We've seen this come up time, after time, after time. Every major
flamewar the openSUSE community has gone through, often ends up coming
back to this topic, one group wanting stuff faster, one group wanting
stuff slower. We had it with the release schedule discussions years
ago, version numbering, systemd, moving from KDE 3->4, GNOME 2->3, and
now KDE 4->5
And every time we've ended up with compromise solutions.
Compromises are great, but ultimately they're agreements which piss
off both sides equally. Using the desktop transitions I mentioned
above, this often meant the actual contributors, actually working on
the new stuff, reduced their speed of change, held themselves back, in
order to try and satisfy the concerns of others who felt things was
changing too fast. And, frankly, I dont think that's cool. It's
demotivating for the contributors, it doesn't help upstream projects,
in some cases it actually means more work for everyone involved. It's
not ideal. I like the idea of an openSUSE Project that can keep up,
and in fact lead, the open source world by having a distribution that
works, but uses everything new as soon as it's possible. This is one
of the things that really excites me about Tumbleweed, we're there
already and we're able to take it to the next level now.

So, if we're not compromising on speed because we have Tumbleweed, why
should we compromise on Stability for our Regular Release?

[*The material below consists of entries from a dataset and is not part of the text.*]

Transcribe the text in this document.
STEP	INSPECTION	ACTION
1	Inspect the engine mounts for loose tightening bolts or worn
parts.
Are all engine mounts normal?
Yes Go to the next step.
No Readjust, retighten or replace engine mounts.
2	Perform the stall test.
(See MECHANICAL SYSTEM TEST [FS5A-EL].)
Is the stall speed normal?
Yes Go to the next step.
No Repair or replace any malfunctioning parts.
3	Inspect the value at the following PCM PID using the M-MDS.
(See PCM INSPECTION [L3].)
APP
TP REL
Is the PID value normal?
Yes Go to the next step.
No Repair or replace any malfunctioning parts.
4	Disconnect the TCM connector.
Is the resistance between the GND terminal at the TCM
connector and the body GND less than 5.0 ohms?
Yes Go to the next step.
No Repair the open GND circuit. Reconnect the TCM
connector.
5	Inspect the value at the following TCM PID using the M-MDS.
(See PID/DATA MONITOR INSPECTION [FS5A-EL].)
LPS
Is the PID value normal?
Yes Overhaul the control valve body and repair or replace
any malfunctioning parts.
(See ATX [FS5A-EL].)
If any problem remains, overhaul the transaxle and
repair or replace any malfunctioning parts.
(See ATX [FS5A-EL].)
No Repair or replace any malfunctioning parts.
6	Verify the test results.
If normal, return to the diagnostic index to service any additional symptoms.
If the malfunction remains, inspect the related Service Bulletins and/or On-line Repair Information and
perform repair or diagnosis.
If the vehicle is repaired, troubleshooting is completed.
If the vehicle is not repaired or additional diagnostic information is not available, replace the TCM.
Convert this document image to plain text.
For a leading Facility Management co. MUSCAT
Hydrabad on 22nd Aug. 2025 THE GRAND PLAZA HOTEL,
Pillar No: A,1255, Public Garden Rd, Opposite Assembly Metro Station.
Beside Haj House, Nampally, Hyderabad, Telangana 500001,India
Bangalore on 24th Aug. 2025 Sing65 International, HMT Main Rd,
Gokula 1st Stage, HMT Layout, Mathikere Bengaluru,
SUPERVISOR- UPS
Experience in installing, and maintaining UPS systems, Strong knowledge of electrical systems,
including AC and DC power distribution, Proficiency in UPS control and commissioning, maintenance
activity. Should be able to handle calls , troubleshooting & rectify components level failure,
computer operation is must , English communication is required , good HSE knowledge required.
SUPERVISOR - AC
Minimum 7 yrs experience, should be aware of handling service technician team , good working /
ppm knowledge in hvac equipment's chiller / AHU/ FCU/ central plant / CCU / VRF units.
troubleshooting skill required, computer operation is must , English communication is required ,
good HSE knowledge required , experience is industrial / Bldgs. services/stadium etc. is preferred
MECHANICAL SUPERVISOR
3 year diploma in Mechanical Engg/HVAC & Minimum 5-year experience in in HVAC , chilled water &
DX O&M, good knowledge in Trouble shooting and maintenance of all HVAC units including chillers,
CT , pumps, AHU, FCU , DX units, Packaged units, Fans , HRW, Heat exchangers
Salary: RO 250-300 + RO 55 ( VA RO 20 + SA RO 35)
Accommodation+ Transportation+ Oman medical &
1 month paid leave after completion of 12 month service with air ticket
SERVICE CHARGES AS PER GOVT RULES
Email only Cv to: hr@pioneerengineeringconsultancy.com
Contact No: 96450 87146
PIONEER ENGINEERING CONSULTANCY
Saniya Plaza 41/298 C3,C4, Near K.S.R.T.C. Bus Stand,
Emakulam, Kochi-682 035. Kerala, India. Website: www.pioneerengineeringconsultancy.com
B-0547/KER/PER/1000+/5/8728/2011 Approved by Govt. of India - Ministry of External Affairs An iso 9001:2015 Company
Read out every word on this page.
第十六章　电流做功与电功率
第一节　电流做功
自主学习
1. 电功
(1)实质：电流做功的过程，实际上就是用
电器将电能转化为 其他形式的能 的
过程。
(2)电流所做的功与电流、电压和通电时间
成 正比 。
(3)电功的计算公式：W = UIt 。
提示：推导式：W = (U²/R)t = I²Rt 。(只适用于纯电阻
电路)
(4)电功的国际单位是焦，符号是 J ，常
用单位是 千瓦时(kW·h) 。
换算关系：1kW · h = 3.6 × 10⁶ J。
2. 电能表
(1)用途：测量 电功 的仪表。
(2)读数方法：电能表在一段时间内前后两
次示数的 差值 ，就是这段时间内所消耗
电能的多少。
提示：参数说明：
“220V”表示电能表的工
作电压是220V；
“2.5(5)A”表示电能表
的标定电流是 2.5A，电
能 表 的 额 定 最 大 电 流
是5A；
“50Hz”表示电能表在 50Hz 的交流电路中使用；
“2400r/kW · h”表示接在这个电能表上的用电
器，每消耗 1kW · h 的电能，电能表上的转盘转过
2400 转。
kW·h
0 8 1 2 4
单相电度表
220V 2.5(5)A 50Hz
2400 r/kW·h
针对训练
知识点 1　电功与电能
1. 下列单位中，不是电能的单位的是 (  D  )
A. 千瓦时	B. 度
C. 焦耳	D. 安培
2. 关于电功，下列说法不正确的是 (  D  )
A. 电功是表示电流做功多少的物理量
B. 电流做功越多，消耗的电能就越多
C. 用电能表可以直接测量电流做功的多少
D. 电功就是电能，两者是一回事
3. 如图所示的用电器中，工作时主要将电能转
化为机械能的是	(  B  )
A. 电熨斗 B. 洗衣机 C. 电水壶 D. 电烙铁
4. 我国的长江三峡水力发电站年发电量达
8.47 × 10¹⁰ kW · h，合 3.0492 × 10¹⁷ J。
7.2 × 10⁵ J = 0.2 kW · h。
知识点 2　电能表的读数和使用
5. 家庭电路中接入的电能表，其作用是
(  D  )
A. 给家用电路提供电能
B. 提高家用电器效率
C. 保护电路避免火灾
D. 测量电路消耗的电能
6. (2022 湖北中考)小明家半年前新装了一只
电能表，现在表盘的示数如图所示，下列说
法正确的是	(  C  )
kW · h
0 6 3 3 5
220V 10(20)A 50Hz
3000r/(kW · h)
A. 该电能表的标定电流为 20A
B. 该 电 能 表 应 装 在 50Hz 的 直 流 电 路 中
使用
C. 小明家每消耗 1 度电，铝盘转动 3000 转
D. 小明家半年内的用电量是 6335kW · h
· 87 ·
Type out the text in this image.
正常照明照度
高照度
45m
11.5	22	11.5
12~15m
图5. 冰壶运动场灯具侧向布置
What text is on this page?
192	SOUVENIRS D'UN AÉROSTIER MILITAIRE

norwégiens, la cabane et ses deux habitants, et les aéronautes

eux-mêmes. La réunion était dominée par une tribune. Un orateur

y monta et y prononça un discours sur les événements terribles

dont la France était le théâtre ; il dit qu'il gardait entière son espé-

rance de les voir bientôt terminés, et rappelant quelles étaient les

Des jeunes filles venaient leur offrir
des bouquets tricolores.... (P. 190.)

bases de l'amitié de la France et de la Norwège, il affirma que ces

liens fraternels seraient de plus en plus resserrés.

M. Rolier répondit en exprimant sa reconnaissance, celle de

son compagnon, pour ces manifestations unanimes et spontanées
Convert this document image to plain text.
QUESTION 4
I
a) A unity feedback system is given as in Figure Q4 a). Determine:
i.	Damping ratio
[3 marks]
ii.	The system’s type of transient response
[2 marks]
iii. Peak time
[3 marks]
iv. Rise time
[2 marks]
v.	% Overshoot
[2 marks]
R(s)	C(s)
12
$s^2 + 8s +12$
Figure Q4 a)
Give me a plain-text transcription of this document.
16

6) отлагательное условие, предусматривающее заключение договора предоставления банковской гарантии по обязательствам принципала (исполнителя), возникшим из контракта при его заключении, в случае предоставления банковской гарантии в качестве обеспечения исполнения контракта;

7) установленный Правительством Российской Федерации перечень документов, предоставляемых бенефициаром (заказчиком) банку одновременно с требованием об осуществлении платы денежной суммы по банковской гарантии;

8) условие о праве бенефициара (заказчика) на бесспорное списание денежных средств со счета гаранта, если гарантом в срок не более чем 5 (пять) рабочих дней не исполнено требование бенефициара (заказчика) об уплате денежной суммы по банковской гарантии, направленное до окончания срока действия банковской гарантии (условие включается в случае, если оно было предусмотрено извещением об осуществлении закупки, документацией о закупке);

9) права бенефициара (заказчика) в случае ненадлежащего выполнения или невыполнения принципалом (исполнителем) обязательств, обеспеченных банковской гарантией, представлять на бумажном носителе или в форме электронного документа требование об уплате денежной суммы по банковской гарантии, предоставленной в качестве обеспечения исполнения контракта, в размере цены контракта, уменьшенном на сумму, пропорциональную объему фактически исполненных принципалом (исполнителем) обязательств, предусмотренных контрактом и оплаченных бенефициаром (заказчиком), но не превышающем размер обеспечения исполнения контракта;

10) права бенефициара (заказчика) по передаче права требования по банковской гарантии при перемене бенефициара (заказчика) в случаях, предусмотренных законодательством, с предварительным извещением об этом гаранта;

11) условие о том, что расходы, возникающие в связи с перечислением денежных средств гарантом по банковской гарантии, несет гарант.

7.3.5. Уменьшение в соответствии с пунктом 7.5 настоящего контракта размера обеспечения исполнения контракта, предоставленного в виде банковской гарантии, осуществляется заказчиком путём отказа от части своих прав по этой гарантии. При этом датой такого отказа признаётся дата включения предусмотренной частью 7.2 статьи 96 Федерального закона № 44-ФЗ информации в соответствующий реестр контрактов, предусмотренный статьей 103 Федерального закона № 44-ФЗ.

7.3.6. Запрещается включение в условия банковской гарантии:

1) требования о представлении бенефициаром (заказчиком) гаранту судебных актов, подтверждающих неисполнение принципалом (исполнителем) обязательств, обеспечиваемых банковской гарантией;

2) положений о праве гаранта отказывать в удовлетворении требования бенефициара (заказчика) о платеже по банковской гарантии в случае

Why not have a Regular Release that, in November 2015, has KDE 4 still
as an option? Users will be happy. Maintaining it shouldn't be hard if
upstream aren't changing anything. The promise of 'you always get the
newest of everything' might be broken, but this is a promise that is
now fulfilled by Tumbleweed.
Maybe we also are able to ship KDE 5 *as well*, because, with a more
stable base, and an expectation from users that the openSUSE release
will move less dramatically, less often, teams like our KDE team
should be able to make sensible choices about what versions of
awesome-upstream-stuff they want to keep in the Regular Release for a
while

The only 'flaw' in this plan, that I totally accept exists, is that
for anyone who feels the current openSUSE regular release is
'perfect', then things might be changing for you in a negative way
However, I'd ask those people, deep down, to identify the key reason
they like the current openSUSE regular release.
If you're primarily motivated because "every release I get all the new
stuff", then please, use Tumbleweed, and if it's not perfect for you,
help us make it better.
If you're motivated to use openSUSE because "I want a Linux
distribution that just works", then please, help us with this new
Regular Release, in order to make it perfect for you use cases.